How does the content recommendation engine work, and how do I adjust the factors that drive it?
If your site makes use of the content recommendation engine, this article outlines how it works.
Not sure if your site uses a content recommendation engine? Do you have an element on either your homepage or your website's right or left rails that is titled "Recommended" or "You should read ..."? If you aren't sure, talk to your Solutions Manager. Here's an example from ePublishing client WattAgNet.com. To see recommendations, you must have an account on the website.
How it works:
At its simplest: The content recommendation engine tells you as logged-in user which articles users like you have read on the website that you have not yet seen. The engine recommends articles you haven't read yet, but might be interested in because of shared characteristics with similar users.
Here are the factors driving that decision:
- Has the logged-in user already read the article?
If so, he won't be offered the article as a suggestion.
- Are there one or more matching user demographic points for users based on their selections made when they registered or updated their account profiles?

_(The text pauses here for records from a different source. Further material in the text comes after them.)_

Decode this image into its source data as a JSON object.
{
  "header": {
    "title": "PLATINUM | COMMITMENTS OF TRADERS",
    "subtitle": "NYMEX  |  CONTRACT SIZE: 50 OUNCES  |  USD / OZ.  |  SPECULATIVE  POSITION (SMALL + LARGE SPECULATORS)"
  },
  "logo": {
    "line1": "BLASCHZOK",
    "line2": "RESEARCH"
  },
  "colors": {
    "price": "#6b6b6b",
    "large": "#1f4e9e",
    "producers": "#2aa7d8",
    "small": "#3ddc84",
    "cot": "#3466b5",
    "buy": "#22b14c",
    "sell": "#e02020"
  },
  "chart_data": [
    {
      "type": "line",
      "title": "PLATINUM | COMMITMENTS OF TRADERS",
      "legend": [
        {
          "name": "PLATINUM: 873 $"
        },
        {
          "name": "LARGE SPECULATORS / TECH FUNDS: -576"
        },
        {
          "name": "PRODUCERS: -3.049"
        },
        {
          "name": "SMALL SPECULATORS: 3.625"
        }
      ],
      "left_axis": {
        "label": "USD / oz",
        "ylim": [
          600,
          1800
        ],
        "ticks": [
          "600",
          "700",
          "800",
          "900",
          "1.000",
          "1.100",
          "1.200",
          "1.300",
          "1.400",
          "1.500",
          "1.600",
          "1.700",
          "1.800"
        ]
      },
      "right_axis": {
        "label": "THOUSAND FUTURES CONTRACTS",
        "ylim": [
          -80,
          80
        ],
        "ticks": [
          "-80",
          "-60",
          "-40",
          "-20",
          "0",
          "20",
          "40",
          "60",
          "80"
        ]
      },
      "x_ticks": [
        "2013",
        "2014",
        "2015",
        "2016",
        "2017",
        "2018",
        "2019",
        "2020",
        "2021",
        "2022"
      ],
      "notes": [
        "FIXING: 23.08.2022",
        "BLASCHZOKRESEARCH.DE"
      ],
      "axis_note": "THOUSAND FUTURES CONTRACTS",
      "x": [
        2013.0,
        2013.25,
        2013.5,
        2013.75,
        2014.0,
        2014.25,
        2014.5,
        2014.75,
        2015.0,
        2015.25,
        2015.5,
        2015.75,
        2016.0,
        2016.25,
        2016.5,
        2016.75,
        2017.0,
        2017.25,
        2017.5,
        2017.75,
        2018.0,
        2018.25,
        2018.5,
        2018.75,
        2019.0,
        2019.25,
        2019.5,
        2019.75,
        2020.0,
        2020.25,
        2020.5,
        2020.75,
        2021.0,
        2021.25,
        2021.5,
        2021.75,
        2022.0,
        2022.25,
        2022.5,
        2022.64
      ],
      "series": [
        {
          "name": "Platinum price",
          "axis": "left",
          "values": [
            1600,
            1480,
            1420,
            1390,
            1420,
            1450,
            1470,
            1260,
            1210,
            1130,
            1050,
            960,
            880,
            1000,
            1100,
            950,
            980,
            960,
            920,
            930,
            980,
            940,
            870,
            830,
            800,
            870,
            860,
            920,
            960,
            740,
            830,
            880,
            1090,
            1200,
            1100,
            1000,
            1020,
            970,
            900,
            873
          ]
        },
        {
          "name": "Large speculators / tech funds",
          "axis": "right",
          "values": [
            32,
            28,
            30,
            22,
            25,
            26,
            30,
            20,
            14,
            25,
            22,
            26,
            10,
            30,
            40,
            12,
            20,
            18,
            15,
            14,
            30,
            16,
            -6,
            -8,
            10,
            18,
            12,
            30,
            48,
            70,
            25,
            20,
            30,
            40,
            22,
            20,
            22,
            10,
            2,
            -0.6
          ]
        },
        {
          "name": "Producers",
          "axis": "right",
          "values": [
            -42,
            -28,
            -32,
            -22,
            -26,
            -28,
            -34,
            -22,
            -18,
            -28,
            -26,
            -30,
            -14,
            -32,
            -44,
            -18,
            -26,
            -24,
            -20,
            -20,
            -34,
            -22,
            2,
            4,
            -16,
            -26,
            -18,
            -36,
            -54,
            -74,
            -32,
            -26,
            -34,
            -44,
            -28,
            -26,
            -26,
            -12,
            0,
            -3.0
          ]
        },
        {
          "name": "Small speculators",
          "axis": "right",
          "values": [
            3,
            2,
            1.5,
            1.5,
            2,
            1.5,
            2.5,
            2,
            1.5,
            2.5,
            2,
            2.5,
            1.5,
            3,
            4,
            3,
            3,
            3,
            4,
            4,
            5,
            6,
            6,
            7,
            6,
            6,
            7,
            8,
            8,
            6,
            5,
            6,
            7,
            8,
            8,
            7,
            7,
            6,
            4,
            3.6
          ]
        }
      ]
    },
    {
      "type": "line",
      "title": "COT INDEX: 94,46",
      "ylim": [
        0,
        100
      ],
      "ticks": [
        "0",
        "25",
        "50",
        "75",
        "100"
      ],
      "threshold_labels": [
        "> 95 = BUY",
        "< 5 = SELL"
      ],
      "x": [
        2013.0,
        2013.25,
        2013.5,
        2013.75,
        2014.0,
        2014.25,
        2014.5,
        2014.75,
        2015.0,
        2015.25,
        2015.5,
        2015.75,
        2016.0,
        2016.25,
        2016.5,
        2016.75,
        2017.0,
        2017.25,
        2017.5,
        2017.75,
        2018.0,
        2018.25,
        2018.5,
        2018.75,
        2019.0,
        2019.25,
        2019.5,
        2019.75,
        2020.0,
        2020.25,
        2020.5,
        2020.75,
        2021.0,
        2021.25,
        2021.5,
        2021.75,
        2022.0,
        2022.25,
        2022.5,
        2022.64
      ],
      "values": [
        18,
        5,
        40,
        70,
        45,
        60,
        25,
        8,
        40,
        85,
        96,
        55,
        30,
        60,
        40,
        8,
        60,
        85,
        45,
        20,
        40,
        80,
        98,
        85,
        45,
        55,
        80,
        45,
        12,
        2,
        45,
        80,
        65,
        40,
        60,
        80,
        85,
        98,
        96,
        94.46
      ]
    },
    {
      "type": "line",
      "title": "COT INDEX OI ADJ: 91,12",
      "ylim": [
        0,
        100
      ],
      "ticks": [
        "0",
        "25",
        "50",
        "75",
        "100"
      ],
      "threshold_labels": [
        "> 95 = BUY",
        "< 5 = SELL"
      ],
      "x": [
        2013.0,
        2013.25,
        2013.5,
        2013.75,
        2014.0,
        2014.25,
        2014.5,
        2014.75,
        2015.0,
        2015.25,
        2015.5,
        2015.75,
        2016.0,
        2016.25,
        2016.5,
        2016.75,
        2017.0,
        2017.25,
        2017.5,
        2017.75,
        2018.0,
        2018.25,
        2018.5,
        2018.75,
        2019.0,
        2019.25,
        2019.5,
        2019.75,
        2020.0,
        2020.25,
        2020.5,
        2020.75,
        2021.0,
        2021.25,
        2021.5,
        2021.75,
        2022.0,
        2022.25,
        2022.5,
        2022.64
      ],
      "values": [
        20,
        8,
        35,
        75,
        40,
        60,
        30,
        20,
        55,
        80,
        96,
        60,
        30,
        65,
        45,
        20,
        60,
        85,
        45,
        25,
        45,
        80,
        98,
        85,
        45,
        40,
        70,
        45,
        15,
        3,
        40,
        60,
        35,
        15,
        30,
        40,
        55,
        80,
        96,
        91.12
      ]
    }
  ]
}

See the example below featuring Derek and Elise for more details on this.
- Other factors: How many users you have on the system, how active they are once they are logged-in, and whether they fill in the user demographic fields on the Registration form / Account Profile form. These all factor into the relevancy of the content recommendation engine's offerings. Clearly the more logged-in users, the more traffic, and the more pageviews, the more useful the results will be.
We have two users:
- Derek, who identified as a CFO. His industry is regional banking.
- Elise, who identified as a CFO. Her industry is insurance.
Both Derek and Elise are active users of the site. Elise logs-in on Monday and reads six articles. Derek logs-in on Tuesday. His You might be interested in ... section of the homepage or in his right rail shows three of the articles Elise read the day before. Derek reads those three articles. When he returns to the site on Wednesday and looks at the You might be interested in ... area, those three articles will no longer be shown. But he will see other articles that Elise, the CFO, has read. Or he will see articles other users read that are in his industry of regional banking. If there are other users who share Derek's job title and industry, their reading habits will be offered as recommendations first.
How to control the content recommendation engine:
You can control the key characteristics that drive the content recommendation engine with the following actions. Assuming you have admin permissions, go to the SysAdmin menu bar and select User Demographics > List / Edit
Select the "Use for content recommendations" taxonomy (1) and then the "Get associated master details" (2).
The resulting list includes the custom user demographic questions that drive the content recommendations.
And now you may be realizing you either only have one type of user data driving recommendations, or you want to change what is being used.
To change or update the data used for content recommendations, assuming you have permissions, go to the SysAdmin menu bar and select User Demographics > List / Edit.
Select the Custom Input (or parent of "Use for content recommendations") taxonomy (1) and then the "Get associated master details" (2).
Click the name of one you know isn't already associated with the content recommendations.
To remove a user demographic used for content recommendation:
In the User Demographic Manager, select "Use for content recommendation" and click "Get associated master details."
The resulting list includes the custom user demographic questions that are driving the content recommendations. Click the name of the one you want to remove.
Scroll down to the Classification taxonomy and de-select the "Use for content recommendations" taxonomy.
You may have to wait at least 15 minutes to start seeing recommendations populate based on your new selections.